Types of support | Flexible supports | Rigid framed supports | Fixtures and fastenings | Metal brackets | Cables
Knee braces | Dangerous things to avoid | Non-flat surfaces | Improving stability | Building without trees
Building a house without trees
In my view, you can only call something a 'treehouse' if it is mainly supported by the tree. Posts can be an indicator that the tree isn't capable of carrying a structure quite so large in it. However, many beautiful houses have been built with careful use of posts to reduce load on sensitive parts of the tree, and this must be commended. It is even possible to disguise posts using concrete that looks amazingly like a real tree holding up part of the structure.
Using posts only
A lot of people have small gardens and would really like their own treehouse, but simply don't have a tree capable of holding one up. The solution comes in the form of a raised platform on posts. The posts are mounted in concrete in the ground and are braced together to reduce any wobble as shown in the diagram on the right. This example has a floor area of 8'x4'.
4x4 posts are a good start and should be combined with bracing, particularly if you start getting higher off the ground (over 5 feet). Round poles of 5" diameter or more are also good—there are no corners to hurt children who may be playing there. In this example, an exterior frame of 2x6 is bolted to the posts, filled in with 2x4 joists. A plywood floor is laid on top, which takes care of any twisting at floor level.
Securing posts in concrete
It is a good idea (though not essential) to secure posts into the ground with concrete, so that they can't sink or work loose. You can either fix the post directly in the concrete, or set a post bracket. A bracket keeps the post off the ground so it will last longer. Treat the ends of each post with creosote or wood preservative to protect them from rot.
If the ground freezes, it expands slightly as water solidifies. This can push shallow foundations out of position in a process known as 'heave'. You can avoid this problem by keeping the base of the concrete below the frost line (2 feet or more), so you will have to dig an extra foot or more deeper than that. Ask a local builder what the frost line depth is in your area as this varies considerably. The hole for the concrete should be flared outward at the bottom to ensure the concrete has a good grip on the surrounding earth. Wet concrete should not be used in freezing conditions. If a sudden frost is expected, you can cover wet concrete with an old carpet, plywood or other insulating materials to prevent it freezing before it sets.
Holes for the supports must be away from areas where subsidence might occur (eg, near a river that might flood). It is important to avoid damaging the roots of the tree, as you are likely to be close to them with these posts. If you encounter roots thicker than your thumb, move the hole slightly to avoid them. Cut small roots rather than encasing them in concrete. If they continue to grow, they could split the concrete, weakening the support.

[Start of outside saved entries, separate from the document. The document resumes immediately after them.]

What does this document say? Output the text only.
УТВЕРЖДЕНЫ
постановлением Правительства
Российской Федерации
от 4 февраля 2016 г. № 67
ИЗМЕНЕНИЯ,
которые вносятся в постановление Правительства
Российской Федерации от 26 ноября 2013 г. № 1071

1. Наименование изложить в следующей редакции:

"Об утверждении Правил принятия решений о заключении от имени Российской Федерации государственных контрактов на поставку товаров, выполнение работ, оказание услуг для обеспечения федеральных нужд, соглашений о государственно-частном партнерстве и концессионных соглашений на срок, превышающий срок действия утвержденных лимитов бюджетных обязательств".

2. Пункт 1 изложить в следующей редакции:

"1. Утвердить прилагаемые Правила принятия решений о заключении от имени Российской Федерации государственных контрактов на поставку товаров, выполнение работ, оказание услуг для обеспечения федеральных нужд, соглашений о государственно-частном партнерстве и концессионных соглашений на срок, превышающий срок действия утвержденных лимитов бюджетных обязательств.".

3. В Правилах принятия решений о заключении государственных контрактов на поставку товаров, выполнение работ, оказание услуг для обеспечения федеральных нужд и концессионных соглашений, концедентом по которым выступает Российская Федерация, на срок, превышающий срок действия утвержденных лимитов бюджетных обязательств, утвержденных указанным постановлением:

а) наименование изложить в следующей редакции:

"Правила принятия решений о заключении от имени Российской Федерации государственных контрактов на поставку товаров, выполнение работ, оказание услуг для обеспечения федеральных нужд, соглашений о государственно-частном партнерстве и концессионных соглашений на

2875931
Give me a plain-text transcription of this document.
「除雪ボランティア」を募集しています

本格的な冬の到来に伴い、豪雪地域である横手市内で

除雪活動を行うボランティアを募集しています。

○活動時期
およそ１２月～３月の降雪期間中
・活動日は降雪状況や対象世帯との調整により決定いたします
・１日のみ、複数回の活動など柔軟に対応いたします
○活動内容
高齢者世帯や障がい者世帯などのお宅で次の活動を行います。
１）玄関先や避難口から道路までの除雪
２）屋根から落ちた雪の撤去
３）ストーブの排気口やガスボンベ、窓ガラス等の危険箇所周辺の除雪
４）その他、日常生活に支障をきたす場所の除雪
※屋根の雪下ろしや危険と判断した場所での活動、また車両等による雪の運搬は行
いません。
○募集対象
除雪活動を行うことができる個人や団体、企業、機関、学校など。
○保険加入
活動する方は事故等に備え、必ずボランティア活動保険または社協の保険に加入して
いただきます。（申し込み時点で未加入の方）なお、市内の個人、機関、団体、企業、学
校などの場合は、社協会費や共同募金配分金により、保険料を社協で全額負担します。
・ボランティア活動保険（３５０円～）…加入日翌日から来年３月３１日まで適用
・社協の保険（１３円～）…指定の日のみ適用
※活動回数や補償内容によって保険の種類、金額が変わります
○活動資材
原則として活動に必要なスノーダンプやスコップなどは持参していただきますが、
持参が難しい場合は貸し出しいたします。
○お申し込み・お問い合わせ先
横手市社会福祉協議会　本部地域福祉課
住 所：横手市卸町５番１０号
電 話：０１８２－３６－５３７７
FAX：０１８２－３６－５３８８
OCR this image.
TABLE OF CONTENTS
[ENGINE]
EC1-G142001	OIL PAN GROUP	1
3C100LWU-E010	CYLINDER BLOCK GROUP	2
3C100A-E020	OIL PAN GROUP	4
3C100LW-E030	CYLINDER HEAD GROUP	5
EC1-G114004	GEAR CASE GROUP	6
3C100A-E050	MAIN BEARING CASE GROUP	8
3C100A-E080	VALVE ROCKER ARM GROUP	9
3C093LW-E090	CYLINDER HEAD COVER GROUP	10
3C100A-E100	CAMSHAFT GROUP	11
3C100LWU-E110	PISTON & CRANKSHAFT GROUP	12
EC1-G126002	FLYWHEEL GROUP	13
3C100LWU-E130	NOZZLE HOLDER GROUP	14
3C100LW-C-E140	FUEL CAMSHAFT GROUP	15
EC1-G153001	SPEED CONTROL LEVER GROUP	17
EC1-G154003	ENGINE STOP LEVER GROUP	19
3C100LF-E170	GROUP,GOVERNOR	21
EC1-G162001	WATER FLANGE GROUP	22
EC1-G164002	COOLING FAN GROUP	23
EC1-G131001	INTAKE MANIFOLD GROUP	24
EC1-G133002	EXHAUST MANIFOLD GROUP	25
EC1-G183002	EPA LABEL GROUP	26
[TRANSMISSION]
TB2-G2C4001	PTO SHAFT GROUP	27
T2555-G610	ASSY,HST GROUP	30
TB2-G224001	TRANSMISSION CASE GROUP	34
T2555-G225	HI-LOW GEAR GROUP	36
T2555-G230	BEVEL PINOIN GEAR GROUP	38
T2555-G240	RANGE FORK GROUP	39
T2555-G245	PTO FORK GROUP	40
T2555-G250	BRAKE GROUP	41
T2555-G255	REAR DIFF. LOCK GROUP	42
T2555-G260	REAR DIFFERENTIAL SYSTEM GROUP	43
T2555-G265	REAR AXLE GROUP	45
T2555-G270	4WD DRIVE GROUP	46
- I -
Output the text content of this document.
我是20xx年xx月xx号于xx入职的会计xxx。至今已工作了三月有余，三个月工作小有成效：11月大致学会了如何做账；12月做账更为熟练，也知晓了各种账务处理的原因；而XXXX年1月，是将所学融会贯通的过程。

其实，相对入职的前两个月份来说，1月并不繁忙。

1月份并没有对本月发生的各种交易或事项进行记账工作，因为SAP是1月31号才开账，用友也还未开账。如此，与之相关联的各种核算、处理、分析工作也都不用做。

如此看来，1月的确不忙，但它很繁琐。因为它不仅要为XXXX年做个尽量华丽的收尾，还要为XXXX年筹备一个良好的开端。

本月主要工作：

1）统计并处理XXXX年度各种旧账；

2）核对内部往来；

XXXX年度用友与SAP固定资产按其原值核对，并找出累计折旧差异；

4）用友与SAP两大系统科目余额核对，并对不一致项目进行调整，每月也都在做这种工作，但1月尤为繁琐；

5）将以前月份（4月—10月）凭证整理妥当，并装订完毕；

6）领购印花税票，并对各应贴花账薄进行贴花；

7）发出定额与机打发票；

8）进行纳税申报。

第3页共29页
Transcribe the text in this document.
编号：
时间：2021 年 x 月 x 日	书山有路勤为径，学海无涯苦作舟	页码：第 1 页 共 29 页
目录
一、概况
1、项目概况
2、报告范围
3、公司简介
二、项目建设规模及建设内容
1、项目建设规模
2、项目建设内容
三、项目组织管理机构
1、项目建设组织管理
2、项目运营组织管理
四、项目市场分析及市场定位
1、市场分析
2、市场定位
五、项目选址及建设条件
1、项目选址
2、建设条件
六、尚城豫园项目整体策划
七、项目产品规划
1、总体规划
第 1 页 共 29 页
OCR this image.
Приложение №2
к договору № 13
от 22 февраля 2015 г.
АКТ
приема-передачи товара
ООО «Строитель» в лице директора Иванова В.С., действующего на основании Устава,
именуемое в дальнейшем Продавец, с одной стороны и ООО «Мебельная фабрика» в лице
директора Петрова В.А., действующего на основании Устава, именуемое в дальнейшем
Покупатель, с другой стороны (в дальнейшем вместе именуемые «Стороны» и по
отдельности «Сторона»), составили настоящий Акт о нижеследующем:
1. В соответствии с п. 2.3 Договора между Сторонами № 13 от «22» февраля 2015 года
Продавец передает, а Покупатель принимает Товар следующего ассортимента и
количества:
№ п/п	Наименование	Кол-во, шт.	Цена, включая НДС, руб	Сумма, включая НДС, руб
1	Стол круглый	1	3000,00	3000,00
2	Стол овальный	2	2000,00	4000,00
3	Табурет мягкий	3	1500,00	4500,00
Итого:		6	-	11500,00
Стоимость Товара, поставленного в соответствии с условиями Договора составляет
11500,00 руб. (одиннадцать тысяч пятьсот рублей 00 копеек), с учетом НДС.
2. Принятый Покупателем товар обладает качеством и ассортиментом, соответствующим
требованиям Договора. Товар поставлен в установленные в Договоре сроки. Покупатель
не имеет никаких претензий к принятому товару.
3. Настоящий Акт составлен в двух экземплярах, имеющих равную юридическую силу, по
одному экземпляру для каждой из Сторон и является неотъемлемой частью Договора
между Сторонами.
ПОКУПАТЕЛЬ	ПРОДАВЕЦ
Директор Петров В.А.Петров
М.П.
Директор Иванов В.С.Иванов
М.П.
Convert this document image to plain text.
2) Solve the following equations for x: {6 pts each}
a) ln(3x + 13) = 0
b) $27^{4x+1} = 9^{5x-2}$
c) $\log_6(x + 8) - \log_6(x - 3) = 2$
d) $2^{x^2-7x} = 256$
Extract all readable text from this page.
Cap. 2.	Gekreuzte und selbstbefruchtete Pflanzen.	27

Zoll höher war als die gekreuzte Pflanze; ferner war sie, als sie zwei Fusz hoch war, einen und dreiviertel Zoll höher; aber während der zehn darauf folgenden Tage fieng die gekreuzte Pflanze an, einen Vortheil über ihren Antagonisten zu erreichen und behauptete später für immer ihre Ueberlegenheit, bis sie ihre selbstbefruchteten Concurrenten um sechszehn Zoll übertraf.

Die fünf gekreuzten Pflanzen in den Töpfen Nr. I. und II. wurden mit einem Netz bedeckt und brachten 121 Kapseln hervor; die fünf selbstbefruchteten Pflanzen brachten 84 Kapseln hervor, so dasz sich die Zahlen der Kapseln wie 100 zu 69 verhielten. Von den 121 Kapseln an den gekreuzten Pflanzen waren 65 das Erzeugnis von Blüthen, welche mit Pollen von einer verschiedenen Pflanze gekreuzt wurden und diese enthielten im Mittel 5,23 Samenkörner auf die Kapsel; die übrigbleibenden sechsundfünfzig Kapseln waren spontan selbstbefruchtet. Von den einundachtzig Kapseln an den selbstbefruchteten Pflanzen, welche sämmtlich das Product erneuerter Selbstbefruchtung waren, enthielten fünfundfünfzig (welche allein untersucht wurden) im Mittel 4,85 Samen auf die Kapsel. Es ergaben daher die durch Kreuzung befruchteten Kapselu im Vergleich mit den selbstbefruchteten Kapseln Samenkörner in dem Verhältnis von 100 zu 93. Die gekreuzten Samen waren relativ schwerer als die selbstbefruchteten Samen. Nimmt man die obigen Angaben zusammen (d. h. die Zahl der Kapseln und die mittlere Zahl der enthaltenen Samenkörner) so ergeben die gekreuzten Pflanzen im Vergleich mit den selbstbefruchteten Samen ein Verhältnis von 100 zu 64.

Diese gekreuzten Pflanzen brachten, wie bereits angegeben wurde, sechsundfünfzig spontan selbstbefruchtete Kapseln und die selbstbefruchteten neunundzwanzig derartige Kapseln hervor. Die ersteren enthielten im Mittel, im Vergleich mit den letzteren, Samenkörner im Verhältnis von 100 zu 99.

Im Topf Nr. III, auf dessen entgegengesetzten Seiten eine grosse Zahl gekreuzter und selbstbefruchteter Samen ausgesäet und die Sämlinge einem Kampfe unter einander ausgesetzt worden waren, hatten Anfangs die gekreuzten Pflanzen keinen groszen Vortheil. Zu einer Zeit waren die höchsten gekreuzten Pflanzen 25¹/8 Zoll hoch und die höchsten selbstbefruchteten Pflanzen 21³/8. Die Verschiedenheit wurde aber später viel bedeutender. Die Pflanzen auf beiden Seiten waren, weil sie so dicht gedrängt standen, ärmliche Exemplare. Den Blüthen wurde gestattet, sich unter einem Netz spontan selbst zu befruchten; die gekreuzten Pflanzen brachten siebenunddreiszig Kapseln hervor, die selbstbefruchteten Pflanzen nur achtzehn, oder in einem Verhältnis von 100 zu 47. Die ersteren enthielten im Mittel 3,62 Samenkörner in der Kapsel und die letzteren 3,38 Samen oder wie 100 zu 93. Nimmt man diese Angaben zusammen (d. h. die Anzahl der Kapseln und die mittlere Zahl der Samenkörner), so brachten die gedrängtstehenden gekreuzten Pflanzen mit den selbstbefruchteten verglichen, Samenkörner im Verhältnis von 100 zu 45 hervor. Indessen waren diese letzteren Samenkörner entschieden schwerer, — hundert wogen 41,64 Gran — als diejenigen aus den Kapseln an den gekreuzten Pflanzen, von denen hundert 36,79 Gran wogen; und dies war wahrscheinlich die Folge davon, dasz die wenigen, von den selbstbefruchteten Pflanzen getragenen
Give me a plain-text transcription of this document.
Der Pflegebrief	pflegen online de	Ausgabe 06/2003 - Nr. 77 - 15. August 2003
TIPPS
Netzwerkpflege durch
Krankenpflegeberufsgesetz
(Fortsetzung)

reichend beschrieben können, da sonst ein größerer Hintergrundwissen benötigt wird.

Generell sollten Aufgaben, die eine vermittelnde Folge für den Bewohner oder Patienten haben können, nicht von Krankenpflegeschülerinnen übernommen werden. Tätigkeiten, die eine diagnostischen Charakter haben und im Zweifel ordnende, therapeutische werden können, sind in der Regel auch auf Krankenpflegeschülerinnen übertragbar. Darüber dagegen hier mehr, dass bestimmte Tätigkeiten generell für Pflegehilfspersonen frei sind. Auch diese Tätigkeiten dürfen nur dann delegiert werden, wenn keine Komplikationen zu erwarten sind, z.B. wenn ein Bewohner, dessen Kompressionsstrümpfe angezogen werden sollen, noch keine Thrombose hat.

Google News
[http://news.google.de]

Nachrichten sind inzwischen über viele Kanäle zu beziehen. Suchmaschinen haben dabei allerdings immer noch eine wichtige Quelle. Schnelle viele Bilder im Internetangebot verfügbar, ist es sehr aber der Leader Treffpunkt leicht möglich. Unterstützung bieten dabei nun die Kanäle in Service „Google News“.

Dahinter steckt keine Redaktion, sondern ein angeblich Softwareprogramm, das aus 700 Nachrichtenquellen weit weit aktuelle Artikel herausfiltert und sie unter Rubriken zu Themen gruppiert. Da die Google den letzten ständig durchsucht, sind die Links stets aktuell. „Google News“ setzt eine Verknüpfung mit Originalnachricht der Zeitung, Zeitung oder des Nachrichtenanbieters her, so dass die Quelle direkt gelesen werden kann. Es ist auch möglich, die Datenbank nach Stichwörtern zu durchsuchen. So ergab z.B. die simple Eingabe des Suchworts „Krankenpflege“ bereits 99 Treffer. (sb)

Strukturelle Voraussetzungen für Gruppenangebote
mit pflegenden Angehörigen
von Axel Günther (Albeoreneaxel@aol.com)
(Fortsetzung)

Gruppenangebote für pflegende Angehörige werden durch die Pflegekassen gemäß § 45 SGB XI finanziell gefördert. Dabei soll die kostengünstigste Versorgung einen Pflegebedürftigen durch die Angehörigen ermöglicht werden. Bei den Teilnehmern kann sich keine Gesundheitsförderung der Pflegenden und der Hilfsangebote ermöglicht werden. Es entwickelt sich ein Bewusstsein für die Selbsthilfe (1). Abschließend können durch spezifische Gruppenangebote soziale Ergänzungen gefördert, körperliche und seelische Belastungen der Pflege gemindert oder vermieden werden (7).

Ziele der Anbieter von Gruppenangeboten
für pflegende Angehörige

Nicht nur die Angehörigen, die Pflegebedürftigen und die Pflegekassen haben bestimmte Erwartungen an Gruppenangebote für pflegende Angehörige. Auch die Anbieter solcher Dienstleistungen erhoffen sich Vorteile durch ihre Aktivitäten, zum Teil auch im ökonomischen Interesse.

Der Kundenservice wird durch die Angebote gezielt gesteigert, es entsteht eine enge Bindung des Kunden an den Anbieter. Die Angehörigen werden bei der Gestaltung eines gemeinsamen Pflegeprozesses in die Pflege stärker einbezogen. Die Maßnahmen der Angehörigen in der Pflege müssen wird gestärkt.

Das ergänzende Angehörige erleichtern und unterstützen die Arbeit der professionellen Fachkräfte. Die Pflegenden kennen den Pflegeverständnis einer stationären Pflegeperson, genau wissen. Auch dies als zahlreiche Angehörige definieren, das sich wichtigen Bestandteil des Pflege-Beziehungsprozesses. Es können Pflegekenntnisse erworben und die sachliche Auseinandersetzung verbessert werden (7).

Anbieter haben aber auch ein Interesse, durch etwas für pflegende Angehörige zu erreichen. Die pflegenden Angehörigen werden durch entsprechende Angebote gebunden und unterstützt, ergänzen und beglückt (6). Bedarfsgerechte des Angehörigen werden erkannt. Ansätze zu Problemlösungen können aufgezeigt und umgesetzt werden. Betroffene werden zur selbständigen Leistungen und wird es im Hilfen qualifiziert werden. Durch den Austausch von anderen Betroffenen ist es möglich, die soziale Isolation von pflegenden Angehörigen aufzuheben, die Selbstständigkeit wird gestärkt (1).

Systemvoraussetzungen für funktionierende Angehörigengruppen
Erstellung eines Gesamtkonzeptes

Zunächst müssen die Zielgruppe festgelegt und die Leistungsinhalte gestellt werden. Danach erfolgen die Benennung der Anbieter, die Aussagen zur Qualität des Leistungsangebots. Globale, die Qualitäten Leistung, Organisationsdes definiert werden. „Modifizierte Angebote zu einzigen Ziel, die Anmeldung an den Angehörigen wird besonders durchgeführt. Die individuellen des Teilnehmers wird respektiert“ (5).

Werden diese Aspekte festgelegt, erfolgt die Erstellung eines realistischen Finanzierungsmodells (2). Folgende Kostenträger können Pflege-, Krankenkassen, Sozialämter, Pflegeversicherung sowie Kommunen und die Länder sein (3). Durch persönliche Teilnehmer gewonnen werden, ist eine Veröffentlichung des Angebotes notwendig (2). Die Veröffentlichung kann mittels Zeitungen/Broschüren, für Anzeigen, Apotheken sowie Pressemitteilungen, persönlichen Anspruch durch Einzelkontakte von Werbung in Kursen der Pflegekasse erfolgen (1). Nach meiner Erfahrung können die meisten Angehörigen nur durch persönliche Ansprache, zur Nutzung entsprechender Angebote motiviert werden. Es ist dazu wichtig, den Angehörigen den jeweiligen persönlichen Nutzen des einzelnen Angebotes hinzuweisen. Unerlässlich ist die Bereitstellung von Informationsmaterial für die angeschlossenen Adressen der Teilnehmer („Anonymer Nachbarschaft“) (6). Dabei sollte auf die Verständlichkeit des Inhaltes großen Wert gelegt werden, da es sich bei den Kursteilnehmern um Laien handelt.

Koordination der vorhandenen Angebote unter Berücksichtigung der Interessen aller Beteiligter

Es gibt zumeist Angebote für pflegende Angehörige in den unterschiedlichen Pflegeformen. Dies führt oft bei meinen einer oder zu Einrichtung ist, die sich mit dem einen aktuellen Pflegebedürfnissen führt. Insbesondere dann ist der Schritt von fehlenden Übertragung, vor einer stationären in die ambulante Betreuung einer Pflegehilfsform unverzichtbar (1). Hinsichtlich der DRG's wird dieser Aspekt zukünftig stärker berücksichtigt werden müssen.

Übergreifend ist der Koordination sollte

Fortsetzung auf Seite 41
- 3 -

Dig a narrow hole where the post should go, preferably with a post hole digger (this looks like two spades connected together in the middle). Set in the post or bracket and fill up to just below ground level with concrete. Using a prepared concrete mix (eg, Quikcrete) keeps things simple. You can work out the quantity of concrete you'll need by measuring the volume of the hole, or your hardware store can help to calculate how much you'll need once you know the size of the holes. You can adjust the exact position of the post or bracket after the concrete has just been added. Use lengths of scrap wood to hold the post or bracket stable and perfectly vertical until the concrete has set. Initial set should be within 24 hours, but allow an extra day or two before adding other supports and load to the posts. Cover the set concrete with soil and grass to leave a neat finish.
Using posts as additional support for a treehouse
The posts and holes follow the same principles as above, but now you have a tree or trees involved so the support structure needs to take up movement of the tree without getting damaged. For low treehouses (to about 8'), the natural flexibility of the posts is usually enough to absorb this movement. In these situations, avoid adding too much bracing to the posts as this will reduce their flexibility. Most of the time, the tree will be the most solid point in the system, so bolt one part of the support system to the tree and allow the posts to take up any movement. For larger treehouses supported mostly on posts, use the posts as the solid fixing point and use a flexible joint where the floor meets the tree, and use more extensive bracing to stiffen the structure.